I propelled my canoe forward. “I shall find the open sesame,” I boasted.

The gravity left her eyes; they grew starry with mirth. She repeated gaily:

“Go ahead!”

After all it was through sheer good luck that I found the entrance to the slight channel that led to the lake. Wanza gave me a surprised glance as I held aside the willow shoots lest the branches rake her head, as her canoe slipped through the leafy opening in the wall of high growing greenery. My blood flowed smoothly and deliciously through my veins as I answered her glance and swept my canoe along close to hers, letting the willows swing into place behind us.

Oh, the secretive charm of the weaving, ribbon-like waterway, as it glided in and out between the high willow-fringed banks of the meadows! Oh, the flowered border-ways past which the curling stream ran turbidly, oily and dark and shadow-flecked, beneath the shivering grey-green tree arcade. Oh, the perfume of the syringa, the pipe of mating birds, the bee droning that made the air sensuous with sound. We were borne along silkenly. We scarcely spoke. We drifted thus for a time, and then the channel, gradually widening, conveyed us through leafy growths and over-arching green to the lake, snug in its frame of cedars.

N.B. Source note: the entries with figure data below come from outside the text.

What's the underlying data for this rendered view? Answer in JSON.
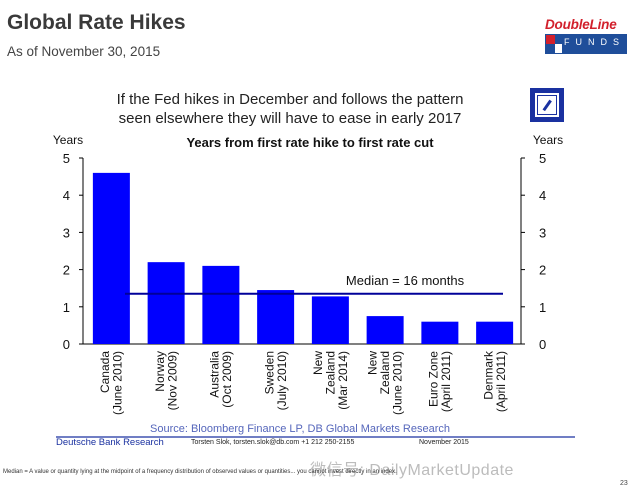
{
  "slide": {
    "title": "Global Rate Hikes",
    "subtitle": "As of November 30, 2015",
    "logo_top": "DoubleLine",
    "logo_bottom": "FUNDS",
    "page_number": "23",
    "footnote": "Median = A value or quantity lying at the midpoint of a frequency distribution of observed values or quantities... you cannot invest directly in an index.",
    "watermark": "微信号: DailyMarketUpdate"
  },
  "headline": {
    "line1": "If the Fed hikes in December and follows the pattern",
    "line2": "seen elsewhere they will have to ease in early 2017"
  },
  "footer": {
    "brand": "Deutsche Bank Research",
    "contact": "Torsten Slok, torsten.slok@db.com  +1 212 250-2155",
    "date": "November 2015"
  },
  "colors": {
    "bar": "#0000ff",
    "median": "#000099",
    "brand_blue": "#1a31a0",
    "logo_red": "#d2202c"
  },
  "chart_data": {
    "type": "bar",
    "title": "Years from first rate hike to first rate cut",
    "ylabel_left": "Years",
    "ylabel_right": "Years",
    "ylim": [
      0,
      5
    ],
    "yticks": [
      0,
      1,
      2,
      3,
      4,
      5
    ],
    "categories": [
      [
        "Canada",
        "(June 2010)"
      ],
      [
        "Norway",
        "(Nov 2009)"
      ],
      [
        "Australia",
        "(Oct 2009)"
      ],
      [
        "Sweden",
        "(July 2010)"
      ],
      [
        "New",
        "Zealand",
        "(Mar 2014)"
      ],
      [
        "New",
        "Zealand",
        "(June 2010)"
      ],
      [
        "Euro Zone",
        "(April 2011)"
      ],
      [
        "Denmark",
        "(April 2011)"
      ]
    ],
    "values": [
      4.6,
      2.2,
      2.1,
      1.45,
      1.28,
      0.75,
      0.6,
      0.6
    ],
    "median": {
      "value": 1.35,
      "label": "Median = 16 months"
    },
    "source": "Source: Bloomberg Finance LP, DB Global Markets Research"
  }
}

Ten minutes later I stood on the crumbling steps of the old cabin and looked up at Wanza, where she stood, leaning against the door frame, a waving curtain of woodbine casting delicate shadows on her face. Glancing down and meeting my eyes she smiled.

“Shall I knock?” she whispered.

I nodded.

But her knock elicited no response.

“I reckon she’s gone off into the woods sketching. Old Lundquist says she sketches a lot, and rides, and shoots at marks.”